Perhaps Auditor White does not know that Thompson lobbied the Mississippi Legislature to draw his district more compact after the 2020 Census. But the Legislature opted to draw Thompson a sprawling district that extends almost the length of the western side of the state – at least in part to protect Republican congressmen by packing as many Black residents as possible into Thompson’s district and keeping the other three districts whiter.
In a 2018 interview with Mississippi Today, Thompson spoke of the impact of the Voting Rights Act.
As a student at Tougaloo College in the 1960s, he was working in the Delta to help register Black people to vote when he had a conversation with his mother, who said, “You know we don’t vote here in Bolton. It was a shock to me that I was up in Sunflower County helping register Black people to vote and even in my hometown they didn’t enjoy the same luxury.”

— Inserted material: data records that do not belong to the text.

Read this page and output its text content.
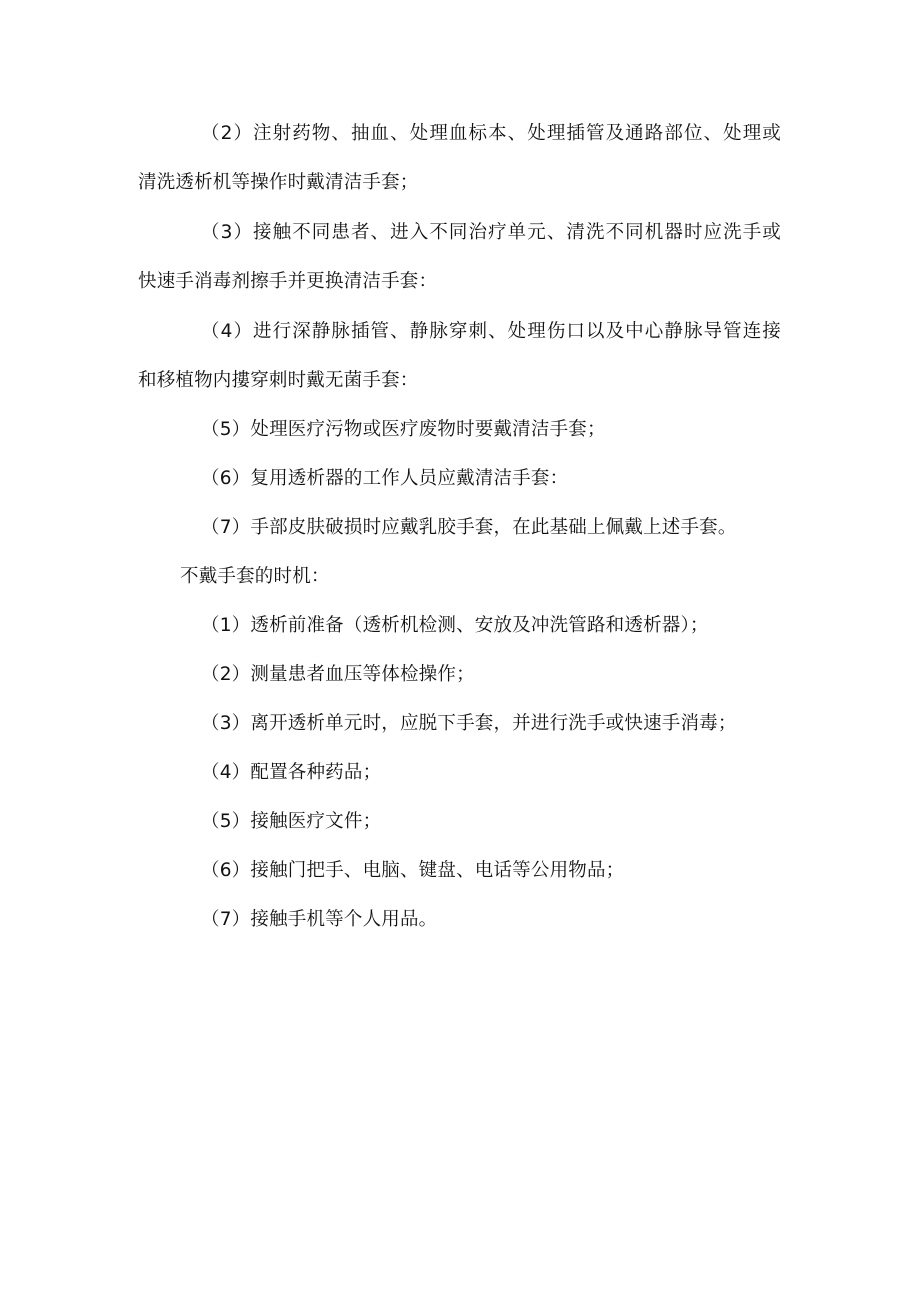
（2）注射药物、抽血、处理血标本、处理插管及通路部位、处理或
清洗透析机等操作时戴清洁手套；
（3）接触不同患者、进入不同治疗单元、清洗不同机器时应洗手或
快速手消毒剂擦手并更换清洁手套：
（4）进行深静脉插管、静脉穿刺、处理伤口以及中心静脉导管连接
和移植物内摟穿刺时戴无菌手套：
（5）处理医疗污物或医疗废物时要戴清洁手套；
（6）复用透析器的工作人员应戴清洁手套：
（7）手部皮肤破损时应戴乳胶手套，在此基础上佩戴上述手套。
不戴手套的时机：
（1）透析前准备（透析机检测、安放及冲洗管路和透析器）；
（2）测量患者血压等体检操作；
（3）离开透析单元时，应脱下手套，并进行洗手或快速手消毒；
（4）配置各种药品；
（5）接触医疗文件；
（6）接触门把手、电脑、键盘、电话等公用物品；
（7）接触手机等个人用品。
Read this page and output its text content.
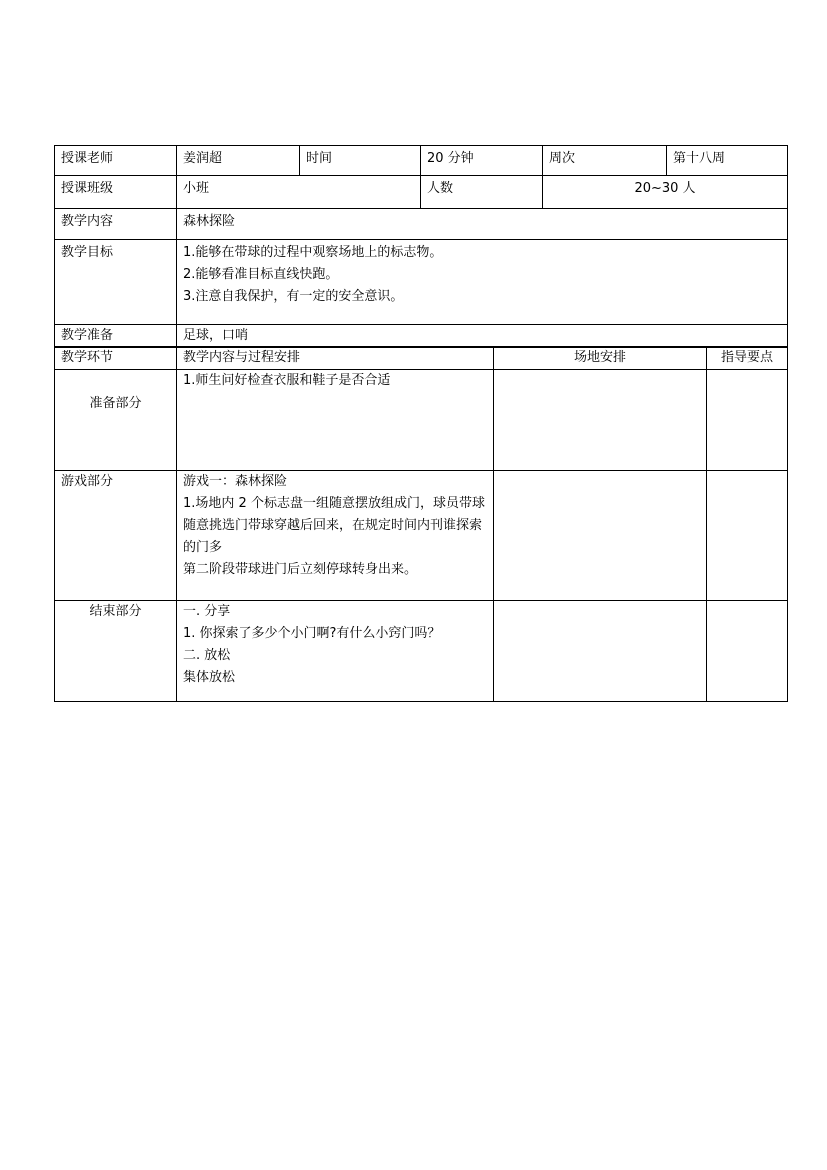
授课老师	姜润超	时间	20 分钟	周次	第十八周
授课班级	小班		人数	20~30 人	
教学内容	森林探险				
教学目标	1.能够在带球的过程中观察场地上的标志物。
2.能够看准目标直线快跑。
3.注意自我保护，有一定的安全意识。				

教学准备	足球，口哨				
教学环节	教学内容与过程安排	场地安排	指导要点
准备部分	1.师生问好检查衣服和鞋子是否合适		

游戏部分	游戏一：森林探险
1.场地内 2 个标志盘一组随意摆放组成门，球员带球随意挑选门带球穿越后回来，在规定时间内刊谁探索的门多
第二阶段带球进门后立刻停球转身出来。		

结束部分	一. 分享
1. 你探索了多少个小门啊?有什么小窍门吗？
二. 放松
集体放松		
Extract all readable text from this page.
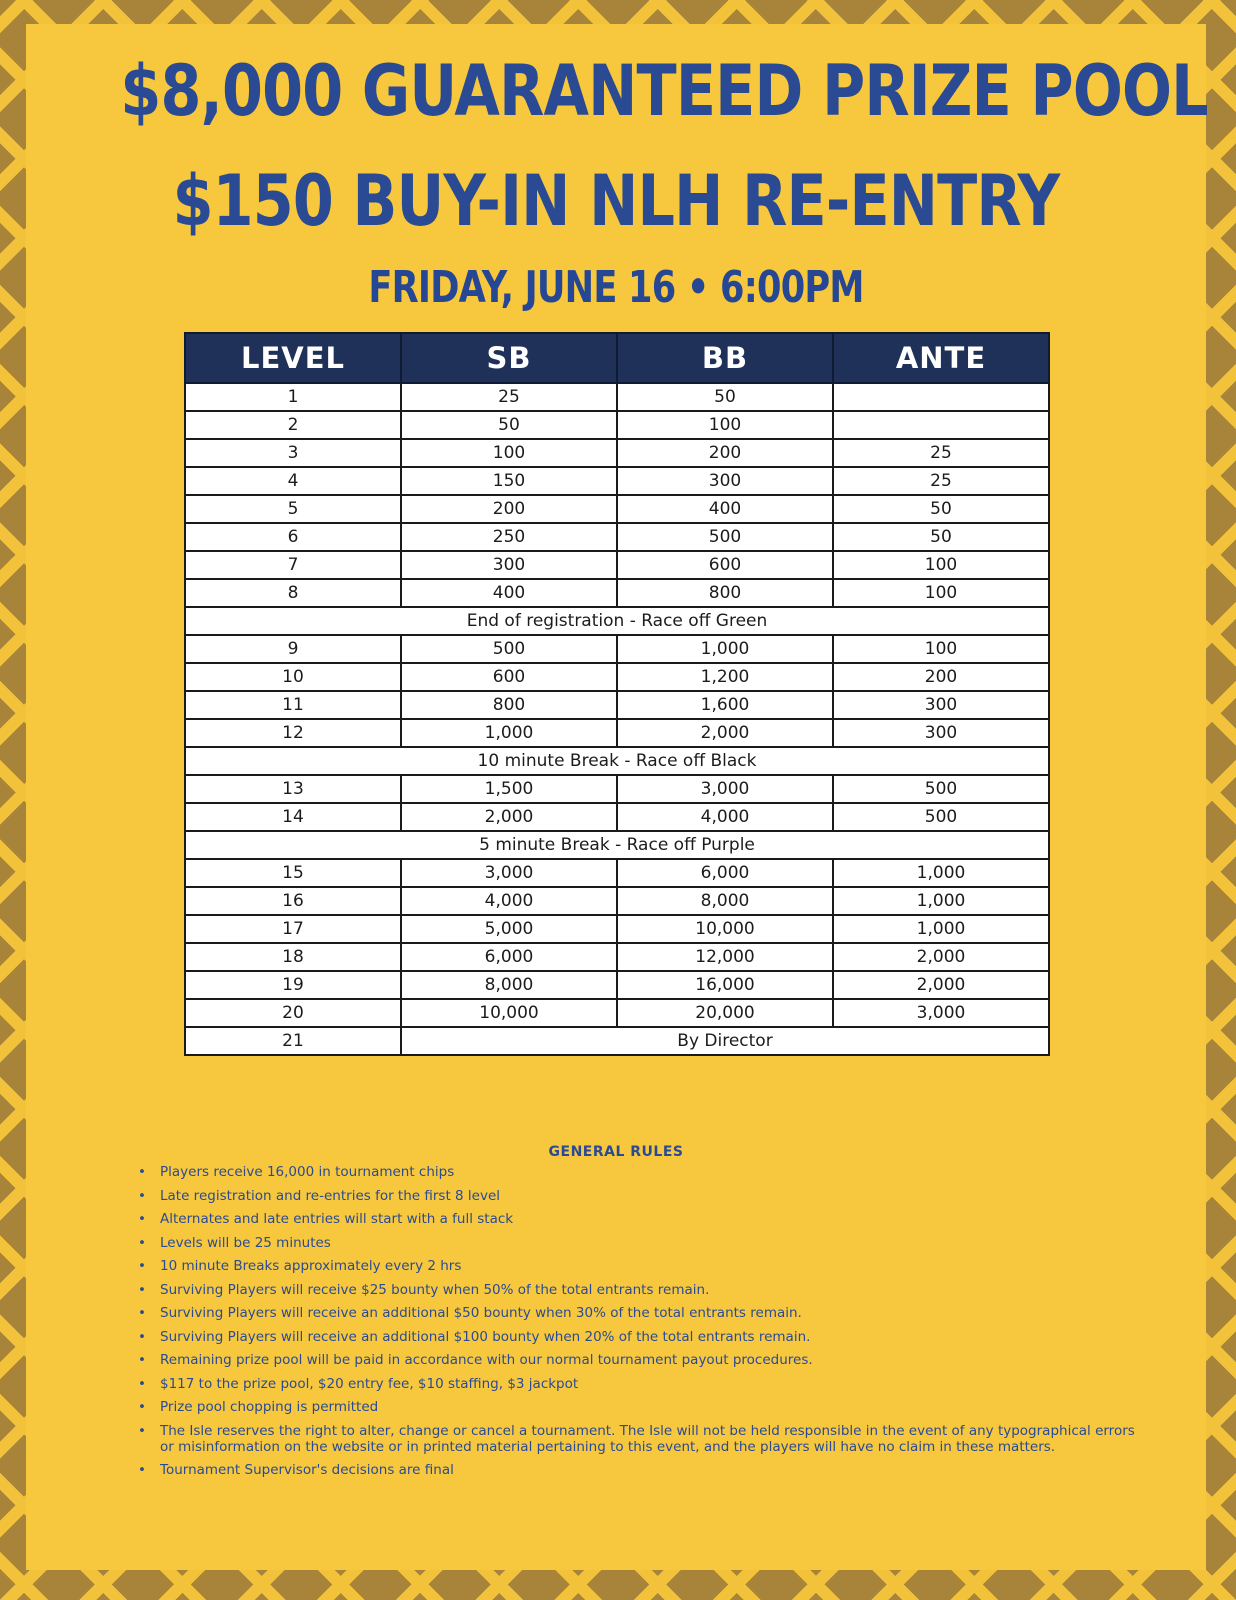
$8,000 GUARANTEED PRIZE POOL
$150 BUY-IN NLH RE-ENTRY
FRIDAY, JUNE 16 • 6:00PM
LEVEL	SB	BB	ANTE
1	25	50	
2	50	100	
3	100	200	25
4	150	300	25
5	200	400	50
6	250	500	50
7	300	600	100
8	400	800	100
End of registration - Race off Green			
9	500	1,000	100
10	600	1,200	200
11	800	1,600	300
12	1,000	2,000	300
10 minute Break - Race off Black			
13	1,500	3,000	500
14	2,000	4,000	500
5 minute Break - Race off Purple			
15	3,000	6,000	1,000
16	4,000	8,000	1,000
17	5,000	10,000	1,000
18	6,000	12,000	2,000
19	8,000	16,000	2,000
20	10,000	20,000	3,000
21	By Director		
GENERAL RULES
• Players receive 16,000 in tournament chips
• Late registration and re-entries for the first 8 level
• Alternates and late entries will start with a full stack
• Levels will be 25 minutes
• 10 minute Breaks approximately every 2 hrs
• Surviving Players will receive $25 bounty when 50% of the total entrants remain.
• Surviving Players will receive an additional $50 bounty when 30% of the total entrants remain.
• Surviving Players will receive an additional $100 bounty when 20% of the total entrants remain.
• Remaining prize pool will be paid in accordance with our normal tournament payout procedures.
• $117 to the prize pool, $20 entry fee, $10 staffing, $3 jackpot
• Prize pool chopping is permitted
• The Isle reserves the right to alter, change or cancel a tournament. The Isle will not be held responsible in the event of any typographical errors or misinformation on the website or in printed material pertaining to this event, and the players will have no claim in these matters.
• Tournament Supervisor's decisions are final
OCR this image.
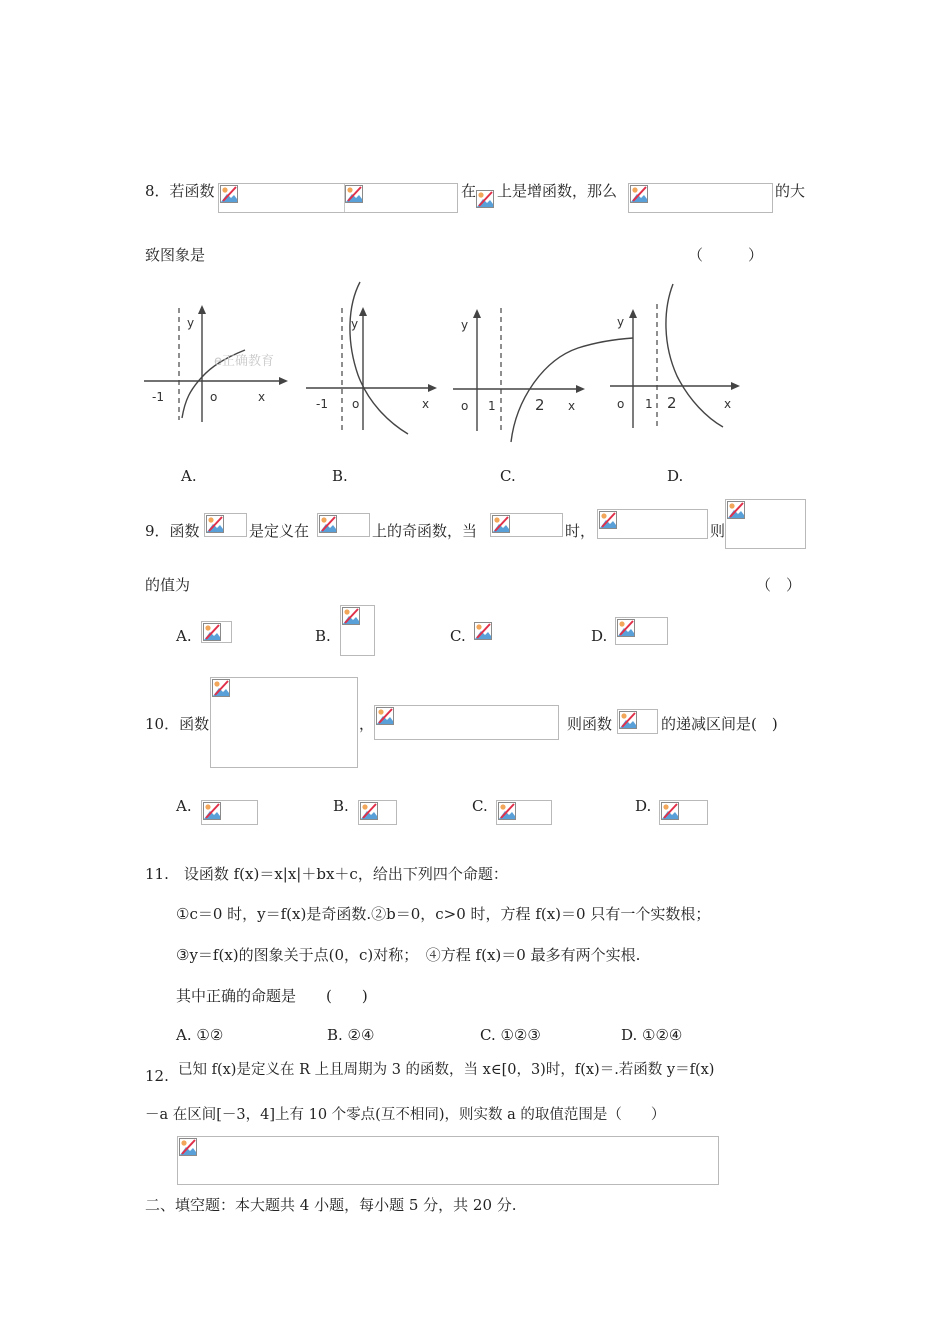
8．若函数	在 上是增函数，那么	的大
致图象是	（　　　）
y
x
o
-1
e正确教育
y
x
o
-1
y
x
o 1	2
y
x
o 1 2
A.	B.	C.	D.
9．函数	是定义在	上的奇函数，当	时，	则
的值为	（　）
A.	B.	C.	D.
10．函数	，	则函数	的递减区间是(　)
A.	B.	C.	D.
11.　设函数 f(x)＝x|x|＋bx＋c，给出下列四个命题：
①c＝0 时，y＝f(x)是奇函数.②b＝0，c>0 时，方程 f(x)＝0 只有一个实数根；
③y＝f(x)的图象关于点(0，c)对称；　④方程 f(x)＝0 最多有两个实根.
其中正确的命题是　　(　　)
A. ①②	B. ②④	C. ①②③	D. ①②④
12. 已知 f(x)是定义在 R 上且周期为 3 的函数，当 x∈[0，3)时，f(x)＝.若函数 y＝f(x)
－a 在区间[－3，4]上有 10 个零点(互不相同)，则实数 a 的取值范围是（　　）
二、填空题：本大题共 4 小题，每小题 5 分，共 20 分.
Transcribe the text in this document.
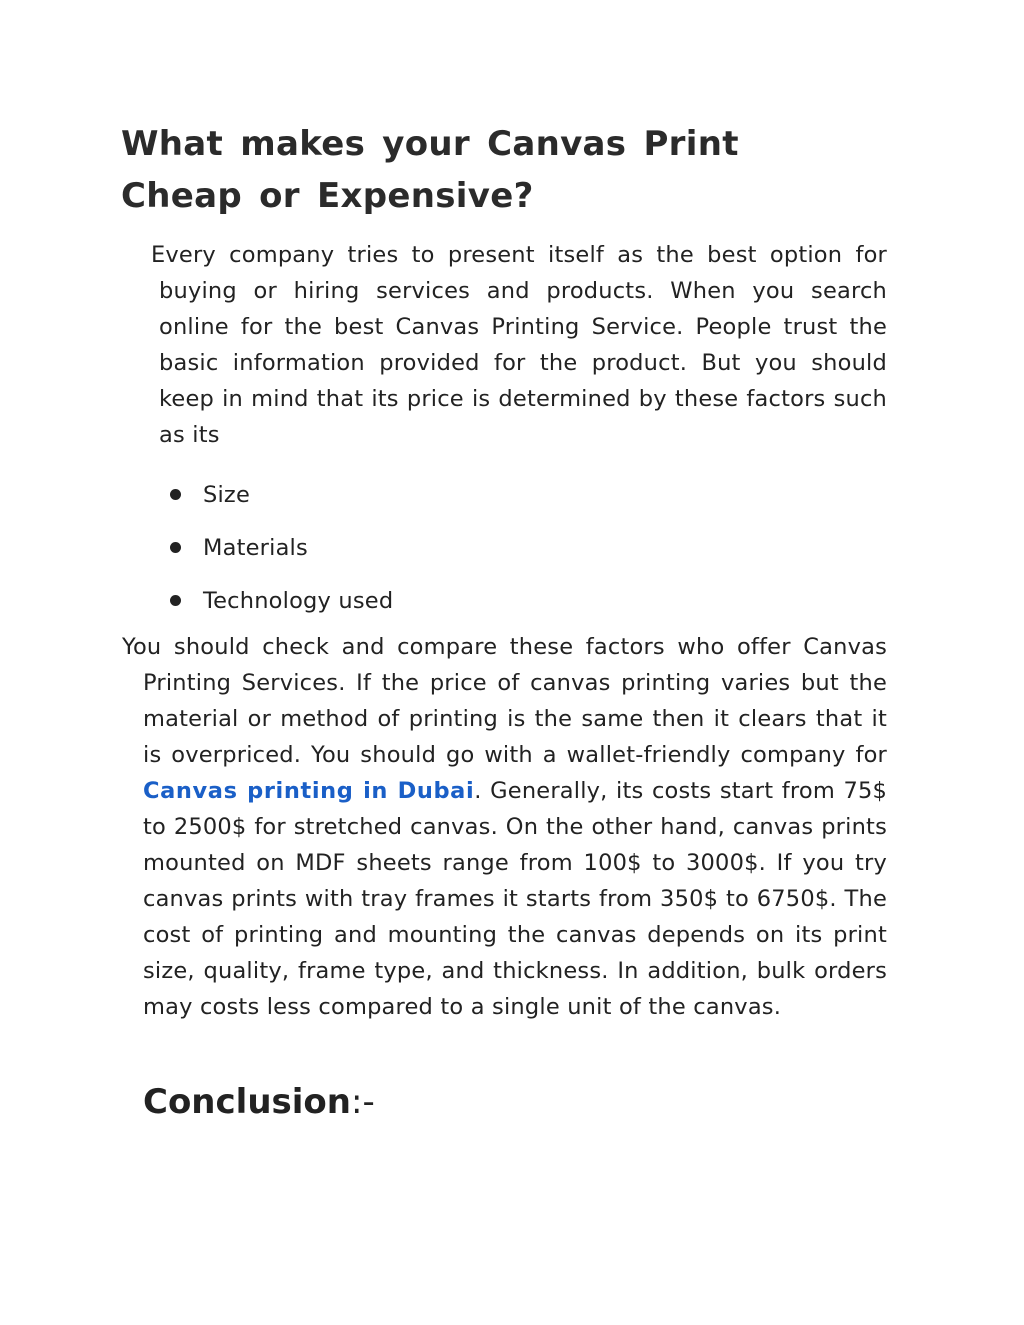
What makes your Canvas Print Cheap or Expensive?

Every company tries to present itself as the best option for buying or hiring services and products. When you search online for the best Canvas Printing Service. People trust the basic information provided for the product. But you should keep in mind that its price is determined by these factors such as its

Size
Materials
Technology used

You should check and compare these factors who offer Canvas Printing Services. If the price of canvas printing varies but the material or method of printing is the same then it clears that it is overpriced. You should go with a wallet-friendly company for Canvas printing in Dubai. Generally, its costs start from 75$ to 2500$ for stretched canvas. On the other hand, canvas prints mounted on MDF sheets range from 100$ to 3000$. If you try canvas prints with tray frames it starts from 350$ to 6750$. The cost of printing and mounting the canvas depends on its print size, quality, frame type, and thickness. In addition, bulk orders may costs less compared to a single unit of the canvas.

Conclusion:-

Thompson said that his father, an auto mechanic who died in 1964 before passage of the Voting Rights Act, never voted. His mother, a school teacher, did and most likely cast her first vote for her son when he ran and was elected in 1969 to the Board of Aldermen in his hometown of Bolton.
Without the Voting Rights Act, that would not have been possible. And without the Voting Rights Act today, it is safe to assume there would be fewer Black people elected to office, not just in Mississippi but throughout the nation.
Some might say that is a good thing. But is it really?